Though Mostaghim only trains clients on the Reformer and other Pilates equipment, she says mat classes can be even tougher than the machines. “In a mat class, you have to rely on your own resistance to work your core.”
Lying on the Reformer, holding onto handles with springs, I learned to curl up slowly, using every muscle in my abdomen, starting at the lowest point, while keeping my chin slightly tucked without using my neck. This alone was one of the most difficult exercises I’ve ever done. I’d recommend Pilates for anyone who wants a subtle yet tough workout.
Most private Pilates lessons last 55 minutes and range from $75–$95; rates vary and most studios offer discount cards for 10 or more classes.
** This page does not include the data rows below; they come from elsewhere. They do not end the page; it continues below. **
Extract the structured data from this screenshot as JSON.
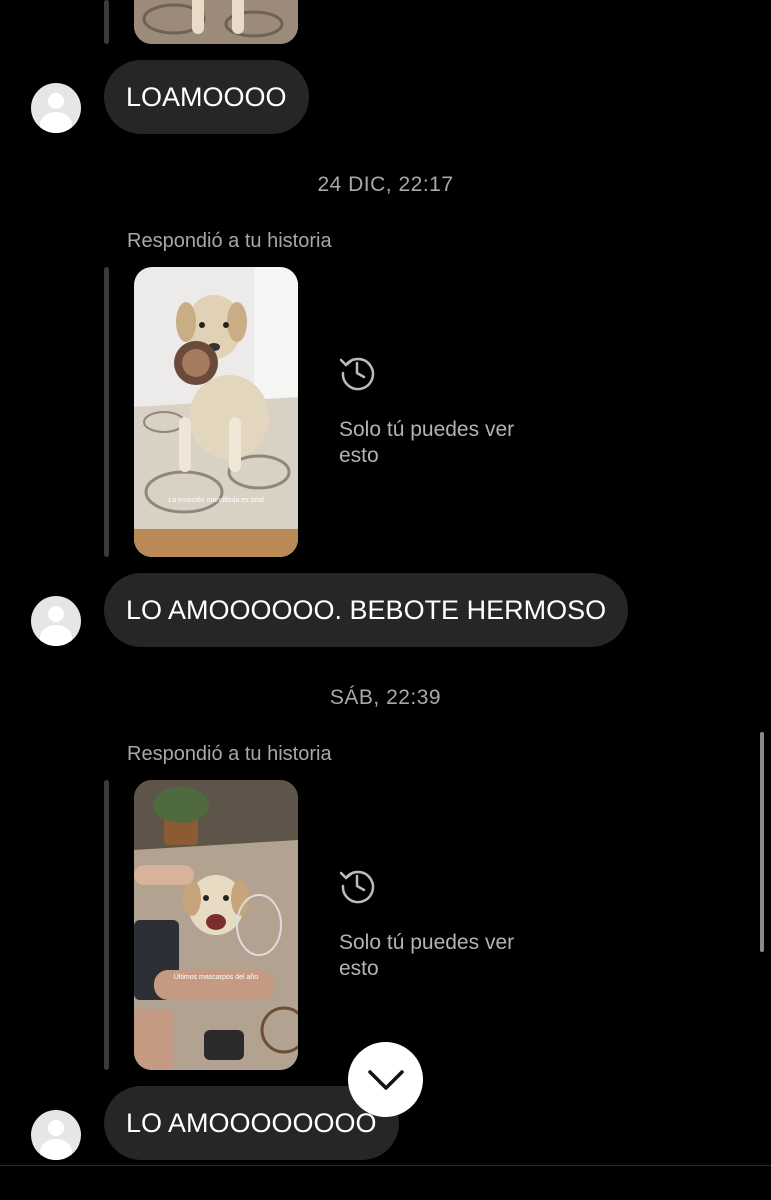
{
  "messages": [
    {
      "text": "LOAMOOOO"
    },
    {
      "text": "LO AMOOOOOO. BEBOTE HERMOSO"
    },
    {
      "text": "LO AMOOOOOOOO"
    }
  ],
  "timestamps": [
    "24 DIC, 22:17",
    "SÁB, 22:39"
  ],
  "story_replies": [
    {
      "label": "Respondió a tu historia",
      "private_note": "Solo tú puedes ver esto",
      "caption": "La emoción mandíbula es total"
    },
    {
      "label": "Respondió a tu historia",
      "private_note": "Solo tú puedes ver esto",
      "caption": "Últimos mascarpos del año"
    }
  ],
  "icons": {
    "avatar": "default-profile-icon",
    "private": "history-clock-icon",
    "scroll_down": "chevron-down-icon"
  },
  "colors": {
    "bubble": "#262626",
    "muted_text": "#a8a8a8",
    "background": "#000000"
  }
}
Members of the JCC can choose from daily Pilates studio classes and Pilates mat classes.
Leni Manijeh Mostaghim, 415-902-8466
Hasti Pilates, 650 Laguna Street (at Grove), 415-355-1973, www.hastipilates.com
Jewish Community Center of San Francisco, 3200 California Street (at Presidio), 415-292-1200, www.jccsf.org
This article was corrected on Oct. 3, 2012 to reflect an accurate quote from Leni Manijeh Mostaghim, which appeared on page B11 in the June 2012 issue.